Patty went into her Aunt Grace's room, and found that lady dressed in her best attire.
"I thought I'd put on this gown," she said. "Ted says we'll all be saved; but then you never can tell how a fire may break out somewhere else and burn up all your wardrobe. So I'll have this, anyway, and it's my best gown. Ted told me to stay in this room and not move until he came after me. Is the fire burning the hall carpet much?"
"Yes, quite a good deal; but they've spilled so much water on it that it's all wet, and I reckon that will spoil it more than the fire. But, Aunt Grace, what do you want to save? The house may all burn up, you know, and I'm trying to save the most valuable things. I've this pillow-case nearly full, now."
"Oh, what a good idea! Well, I wish you'd put in that photograph album, and my set of coral jewelry, and my eye-glasses; and please get the box of old letters that's on the highest shelf in that cupboard. Oh, and here's Uncle Ted's bank-book, we must save that."
"Now, Grace," said Uncle Ted, himself, appearing in the doorway, "the fire is pretty well under control; that Harris is a good fellow, and no mistake. But as the flames may break out again, I mean to put you out of harm's way at once. Come out on the balcony."
Uncle Ted had a great coil of rope in his arms, and he stepped through the long French window onto the balcony, and Aunt Grace and Patty followed. There they discovered quite a party already assembled, and such costumes as they wore!
Mrs. Carleton had on Turkish bedroom slippers, and she wore a black veil tied over her face for fear of smoke. She had wrapped herself in a large eider-down quilt and somebody had tied it round with a wide sash, so that she looked like a queer foreign personage of some sort.
Nan, in her hurry, had fastened her wig on insecurely, and had since lost it. Her attire was an old ulster of Uncle Ted's, which she had found in the third story hall when she ran up to alarm the Carleton children and their nurse.
The nurse in great fright had pulled down portières, and wrapped them round herself and the children, while old Hopalong had shuffled down from her room in a mackintosh and sun-bonnet.
To this motley crowd came Aunt Grace in her handsome party gown, and Patty with her bag of treasures.

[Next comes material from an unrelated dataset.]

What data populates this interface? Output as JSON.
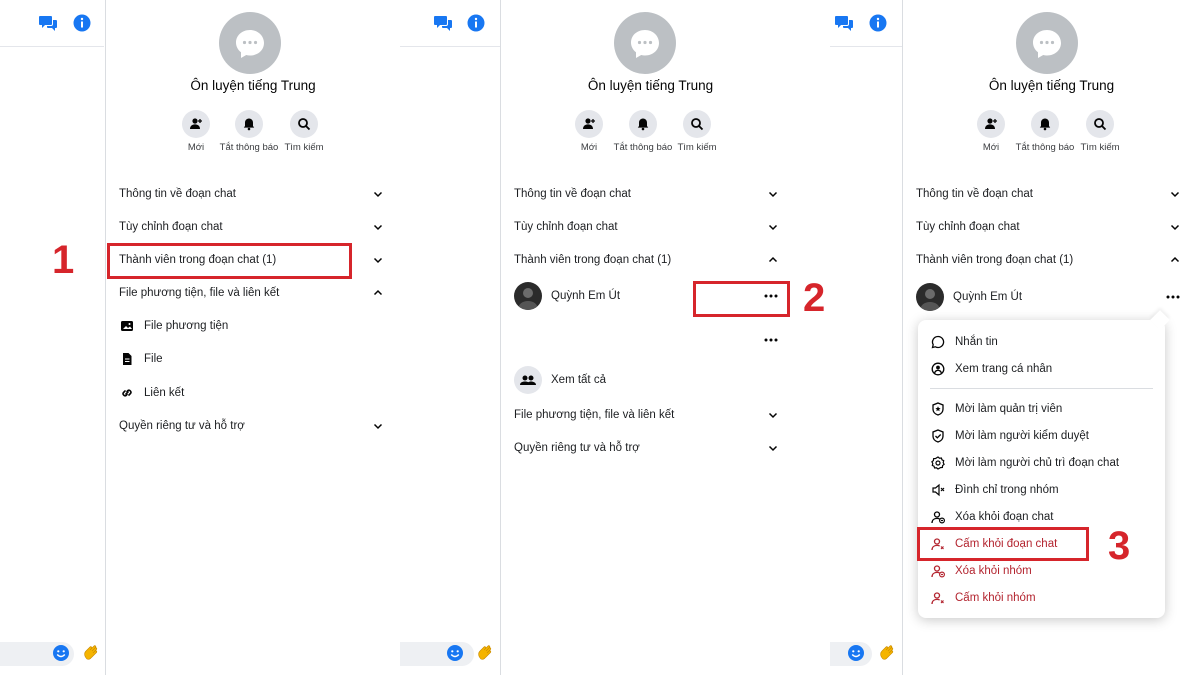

"Hello, there," cried Uncle Ted, cheerily, "the danger is over, I think, but we have no stairs left to descend upon. The boys are bringing ladders, however, and I think, with care, we can all get down safely. But as my wife's sprained ankle is scarcely sound enough as yet to trust her on a ladder, I am going to try to swing her down in this hammock. Patty, I think I'll send you down first, for practice."
"All right, Uncle Ted," said Patty, and still clasping her bag of valuables, and wearing Miss Todd's Paris hat, she seated herself in the hammock, exactly according to Uncle Ted's directions, and he and Mr. Carleton carefully let her down by the long ropes which had been fastened at each end of the novel elevator.
Mr. Harris was waiting for her, and he landed her safely on the steps of the lower veranda.
Next Aunt Grace was lowered, and after that another hammock was rigged, and all of the ladies were taken down that way, as they preferred it to the ladders.
The men came down the ladders and brought the little children in their arms, and then the queer-looking crowd gathered in the sitting-room to discuss the situation. The men concluded that the fire was occasioned by a mouse having nibbled at some matches which were kept in the closet under the stairs.
As the shelves and walls and most of the contents of the closet were charred, it was assumed that the fire had been smouldering for some hours, and if Mr. Harris had not discovered it as soon as he did, it would doubtless have been followed by more disastrous consequences.